By George Hay and Hugo Dixon

LONDON, March 24 (Reuters Breakingviews) – A UK bank tax of the sort being advocated by both main political parties could raise up to 3.6 billion pounds a year. The exact sum would depend on which parts of the balance sheet are taxed. But one thing is clear: as a proportion of earnings, RBS and Lloyds would be harder hit than Barclays, HSBC and Standard Chartered.

The most basic way of levying the tax would be to follow what President Barack Obama has proposed for the United States. He wants to levy a 0.15 percent annual charge on a bank’s total assets — minus its deposits and Tier 1 capital. Applying that to the five big UK banks would raise 3.6 billion pounds annually, according to Reuters Breakingviews analysis.

But the tax, likely to be formally endorsed in today’s Budget by Alistair Darling, the chancellor, could be modified. The opposition Conservative party says it would move ahead with a levy, even if other countries didn’t follow suit — but, in such an event, the tax wouldn’t be especially high through fear of driving Britain’s banks offshore. The Conservatives haven’t spelt out exactly what they’d do but they have spoken warmly of the “Swedish model”. Applying a levy at the same rate as the Swedes — 0.036 percent of total assets — would raise 2.1 billion pounds from the UK’s big five.

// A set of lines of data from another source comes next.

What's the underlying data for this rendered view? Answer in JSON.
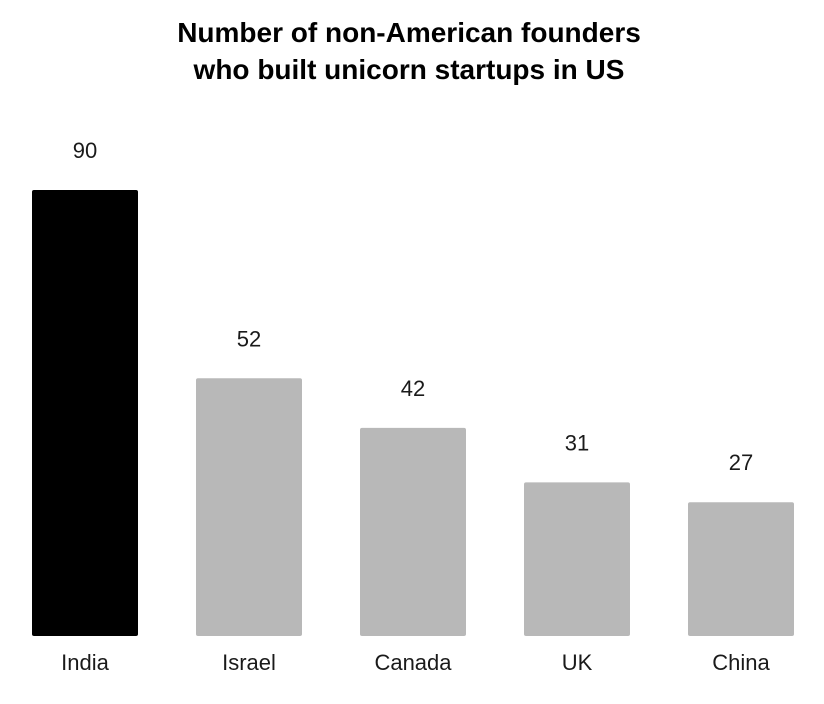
{
  "chart_data": {
    "type": "bar",
    "title_lines": [
      "Number of non-American founders",
      "who built unicorn startups in US"
    ],
    "categories": [
      "India",
      "Israel",
      "Canada",
      "UK",
      "China"
    ],
    "values": [
      90,
      52,
      42,
      31,
      27
    ],
    "colors": [
      "#000000",
      "#b8b8b8",
      "#b8b8b8",
      "#b8b8b8",
      "#b8b8b8"
    ],
    "xlabel": "",
    "ylabel": "",
    "ylim": [
      0,
      90
    ],
    "grid": false,
    "legend": "none"
  }
}
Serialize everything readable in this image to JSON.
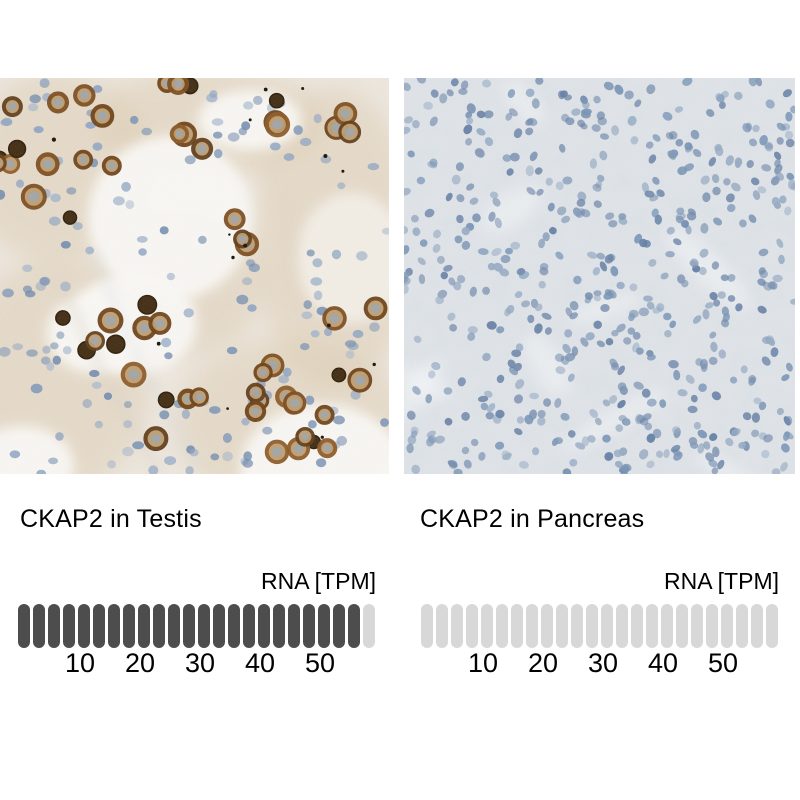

On the other hand, if a global approach can be agreed, some policymakers like the idea of concentrating the tax on short-term wholesale liabilities. The thinking is that it’s only such “hot money” that makes banks vulnerable — so long-term liabilities, say those over one year, should be excluded from the levy. Applying Obama’s 0.15 percent levy to a shrunken balance sheet, excluding long-term funding, would cut the UK’s tax take to around 2.7 billion pounds.